Running the drain hose

I need to do the galley drain hose now, before the wall paneling goes on.

  • I had fiddled with grommets elsewhere on the van, and they were such a hassle I ended up wrapping the hose in Gorilla tape where it passes through sheet metal.

  • I sprayed a bit of Great Stuff foam where the hose passes through the floor to keep out moisture and critters.

  • Pro tip: When working with stiff hose heating it up makes it more flexible, and spraying fittings with soapy water make it easier to slide on.

Installing the drain cable

I also installed the Valterra drain cable. Not much to say, but here are a few tips:

  1. Their warranty is pretty specific about minimum bend radius and maintaining 6” straight at the beginning and the end of the line. That’s why my tank has the drain outlet inboard rather than outboard - to ensure I had sufficient straight run.

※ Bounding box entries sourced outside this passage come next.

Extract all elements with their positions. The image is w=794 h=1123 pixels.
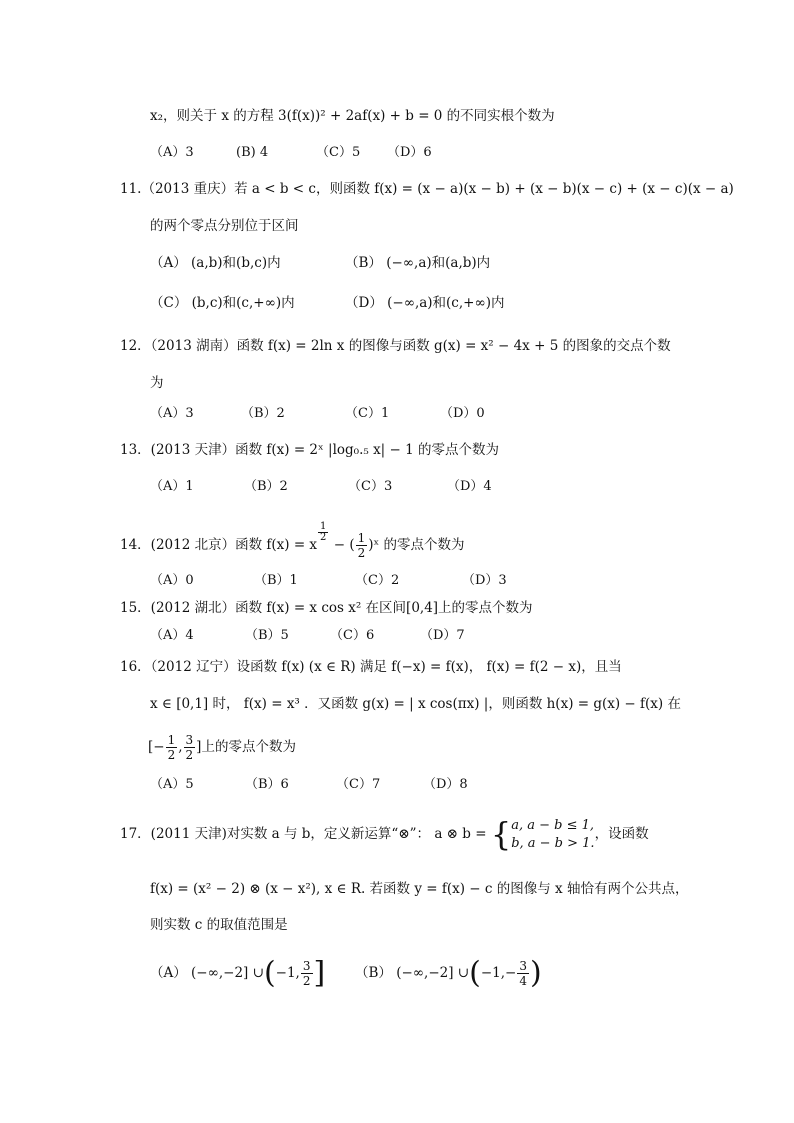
q15-stem: 15．(2012 湖北）函数 f(x) = x cos x² 在区间[0,4]上的零点个数为 xyxy=(120,600,533,616)
q17-case-2: b, a − b > 1. xyxy=(511,835,595,851)
q16-interval-open: [− xyxy=(148,739,165,755)
q14-exponent xyxy=(318,522,328,543)
q17-option-b[interactable] xyxy=(355,953,542,993)
q14-fraction xyxy=(356,531,368,560)
q16-fraction-1 xyxy=(166,733,178,762)
q14-option-b[interactable]: （B）1 xyxy=(254,573,298,588)
q12-option-a[interactable]: （A）3 xyxy=(150,406,194,421)
q17-option-a-fraction-den: 2 xyxy=(302,974,311,988)
q15-option-a[interactable]: （A）4 xyxy=(150,628,194,643)
q17-option-a-paren-open-icon: ( xyxy=(263,955,276,991)
q11-stem-2: 的两个零点分别位于区间 xyxy=(150,218,299,234)
q10-option-b[interactable]: (B) 4 xyxy=(236,145,269,160)
q17-stem-part-a: 17．(2011 天津)对实数 a 与 b，定义新运算“⊗”： a ⊗ b = xyxy=(120,826,487,842)
q17-stem-3: 则实数 c 的取值范围是 xyxy=(150,917,288,933)
q17-option-b-fraction-den: 4 xyxy=(519,974,527,988)
q10-stem-tail: x₂，则关于 x 的方程 3(f(x))² + 2af(x) + b = 0 的不同实根个数为 xyxy=(150,108,555,124)
q16-option-c[interactable]: （C）7 xyxy=(336,777,381,792)
q17-option-a-fraction-num: 3 xyxy=(302,959,311,973)
q17-option-a-paren-close-icon: ] xyxy=(313,955,326,991)
q17-option-a-fraction xyxy=(301,959,313,988)
q17-option-b-paren-close-icon: ) xyxy=(529,955,542,991)
q12-stem-2: 为 xyxy=(150,375,164,391)
q10-option-a[interactable]: （A）3 xyxy=(150,145,194,160)
q16-option-d[interactable]: （D）8 xyxy=(423,777,468,792)
q16-fraction-2-num: 3 xyxy=(185,733,194,747)
q17-option-b-fraction-num: 3 xyxy=(519,959,527,973)
q17-stem-2: f(x) = (x² − 2) ⊗ (x − x²), x ∈ R. 若函数 y = f(x) − c 的图像与 x 轴恰有两个公共点， xyxy=(150,881,689,897)
q15-option-d[interactable]: （D）7 xyxy=(420,628,465,643)
q14-fraction-den: 2 xyxy=(357,546,366,560)
q10-option-d[interactable]: （D）6 xyxy=(387,145,432,160)
q17-left-brace-icon: { xyxy=(490,815,512,854)
q11-option-d[interactable]: （D） (−∞,a)和(c,+∞)内 xyxy=(345,295,505,311)
q16-fraction-2 xyxy=(184,733,196,762)
q12-option-b[interactable]: （B）2 xyxy=(241,406,285,421)
q17-option-b-paren-open-icon: ( xyxy=(469,955,481,991)
q15-option-c[interactable]: （C）6 xyxy=(330,628,375,643)
q16-interval-close: ]上的零点个数为 xyxy=(196,739,296,755)
q16-option-b[interactable]: （B）6 xyxy=(245,777,289,792)
q12-option-d[interactable]: （D）0 xyxy=(440,406,485,421)
q14-exponent-num: 1 xyxy=(320,520,327,532)
q14-stem xyxy=(120,514,465,560)
q17-option-a-part-1: （A） (−∞,−2] ∪ xyxy=(150,965,264,981)
q14-fraction-num: 1 xyxy=(357,531,366,545)
q13-stem: 13．(2013 天津）函数 f(x) = 2ˣ |log₀.₅ x| − 1 的零点个数为 xyxy=(120,442,500,458)
q11-option-c[interactable]: （C） (b,c)和(c,+∞)内 xyxy=(150,295,295,311)
q15-option-b[interactable]: （B）5 xyxy=(245,628,289,643)
q14-exponent-den: 2 xyxy=(320,531,327,543)
q16-fraction-1-num: 1 xyxy=(167,733,176,747)
q13-option-a[interactable]: （A）1 xyxy=(150,479,194,494)
q17-option-b-part-2: −1,− xyxy=(480,965,517,981)
q17-option-b-part-1: （B） (−∞,−2] ∪ xyxy=(355,965,470,981)
q12-option-c[interactable]: （C）1 xyxy=(345,406,390,421)
q17-piecewise xyxy=(511,817,594,853)
q16-fraction-2-den: 2 xyxy=(185,748,194,762)
q14-stem-part-a: 14．(2012 北京）函数 f(x) = x xyxy=(120,537,318,553)
q17-option-a[interactable] xyxy=(150,953,325,993)
q13-option-d[interactable]: （D）4 xyxy=(447,479,492,494)
q17-stem-part-b: ，设函数 xyxy=(594,826,649,842)
q13-option-c[interactable]: （C）3 xyxy=(348,479,393,494)
q10-option-c[interactable]: （C）5 xyxy=(316,145,361,160)
q17-option-b-fraction xyxy=(517,959,529,988)
q16-stem-2: x ∈ [0,1] 时， f(x) = x³ ．又函数 g(x) = | x cos(πx) |，则函数 h(x) = g(x) − f(x) 在 xyxy=(150,696,681,712)
q14-option-c[interactable]: （C）2 xyxy=(355,573,400,588)
q16-stem-3 xyxy=(148,730,296,764)
q16-interval-comma: , xyxy=(178,739,183,755)
q14-stem-part-c: )ˣ 的零点个数为 xyxy=(368,537,465,553)
q16-option-a[interactable]: （A）5 xyxy=(150,777,194,792)
q14-stem-part-b: − ( xyxy=(329,537,355,553)
q11-option-b[interactable]: （B） (−∞,a)和(a,b)内 xyxy=(345,255,491,271)
q14-option-a[interactable]: （A）0 xyxy=(150,573,194,588)
q16-stem: 16．（2012 辽宁）设函数 f(x) (x ∈ R) 满足 f(−x) = f(x)， f(x) = f(2 − x)，且当 xyxy=(120,659,622,675)
q17-case-1: a, a − b ≤ 1, xyxy=(511,817,594,833)
q11-option-a[interactable]: （A） (a,b)和(b,c)内 xyxy=(150,255,281,271)
q17-stem xyxy=(120,812,649,858)
q16-fraction-1-den: 2 xyxy=(167,748,176,762)
q12-stem: 12．（2013 湖南）函数 f(x) = 2ln x 的图像与函数 g(x) = x² − 4x + 5 的图象的交点个数 xyxy=(120,338,671,354)
q14-option-d[interactable]: （D）3 xyxy=(462,573,507,588)
q13-option-b[interactable]: （B）2 xyxy=(244,479,288,494)
q17-option-a-part-2: −1, xyxy=(275,965,300,981)
q11-stem: 11.（2013 重庆）若 a < b < c，则函数 f(x) = (x − a)(x − b) + (x − b)(x − c) + (x − c)(x − a) xyxy=(120,181,734,197)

  2. I ran a piece of PEX from underneath the vehicle through 4 different pieces of van sheet metal. Then I ran the cable housing inside of this. I did this to protect the cable housing, make it easier to replace the cable housing in the future, and ensure that the cable housing did not exceed the minimum bend radius of 24”.

  3. I sprayed silicon on the cable, housing, and valve before final installation

Still to do…

  • It was too cold today to put the main tank heating pad on.

  • The drain for the shower/toilet will go on when that cabinet goes in.

  • I haven't yet sorted out the best way to hook up a drain hose to the drain fitting.